Among the 590 clinical records analyzed, 199 (33.7%) belonged to patients with pancreatic cancer, 208 (35.3%) to patients with non-cancerous pancreatic disorders (such as benign hepatobiliary disease), and 183 (31%) to healthy individuals. The LGBM algorithm showed the highest efficiency by achieving an accuracy of 98.8%. The accuracy of the other algorithms ranged from 98 to 86%. In order to understand which features are more critical and which data the model is based on, the analysis found that the features "plasma_CA19_9", REG1A, TFF1, and LYVE1 have high importance levels. The LIME analysis also analyzed which features of the model are important in the decision-making process.

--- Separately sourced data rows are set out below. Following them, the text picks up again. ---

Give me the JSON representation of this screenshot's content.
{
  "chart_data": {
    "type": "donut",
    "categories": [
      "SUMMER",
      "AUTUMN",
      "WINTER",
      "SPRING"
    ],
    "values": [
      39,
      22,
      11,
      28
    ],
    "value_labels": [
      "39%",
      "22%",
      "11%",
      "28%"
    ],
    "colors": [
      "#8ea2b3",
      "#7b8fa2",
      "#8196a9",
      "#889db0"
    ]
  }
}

This research outlines a data privacy-aware machine learning tool for predicting PDAC. The results show that a promising approach can be presented for clinical application. Future research should expand the dataset and focus on validation by applying it to various populations.
胰腺导管腺癌(PDAC)由于其晚期诊断,被认为是一种高度致命的癌症。诊断后的五年生存率不到 10%。然而,如果早期诊断,五年生存率可达 70%。早期诊断 PDAC 可以通过采取必要的预防措施来帮助治疗和提高生存率。挑战在于开发一种可靠的、具有数据隐私意识的机器学习方法,以便使用生物标志物准确诊断胰腺癌。
本研究旨在诊断患者的胰腺癌,同时确保患者记录的机密性。此外,本研究旨在为研究人员和临床医生开发诊断胰腺癌的创新方法提供指导。
机器学习是人工智能的一个分支,可以通过分析大数据集来识别模式。本研究对包含尿液生物标志物的数据集进行了预处理,包括填充缺失值、清理异常值和特征选择等操作。使用 Fernet 加密算法对数据进行加密,以确保机密性。应用十种独立的机器学习模型来预测 PDAC 患者。在建模过程中使用了 F1 分数、召回率、精度和准确率等性能指标。
在分析的 590 份临床记录中,199 份(33.7%)属于胰腺癌患者,208 份(35.3%)属于非癌性胰腺疾病患者(如良性肝胆疾病),183 份(31%)属于健康个体。LGBM 算法的效率最高,准确率为 98.8%。其他算法的准确率在 98%到 86%之间。为了了解哪些特征更关键以及模型基于哪些数据,分析发现“血浆_CA19_9”、REG1A、TFF1 和 LYVE1 等特征具有较高的重要性水平。LIME 分析还分析了模型在决策过程中哪些特征是重要的。
本研究概述了一种具有数据隐私意识的机器学习工具,用于预测 PDAC。结果表明,一种有前途的方法可以为临床应用提供参考。未来的研究应该扩大数据集,并专注于通过将其应用于不同人群来进行验证。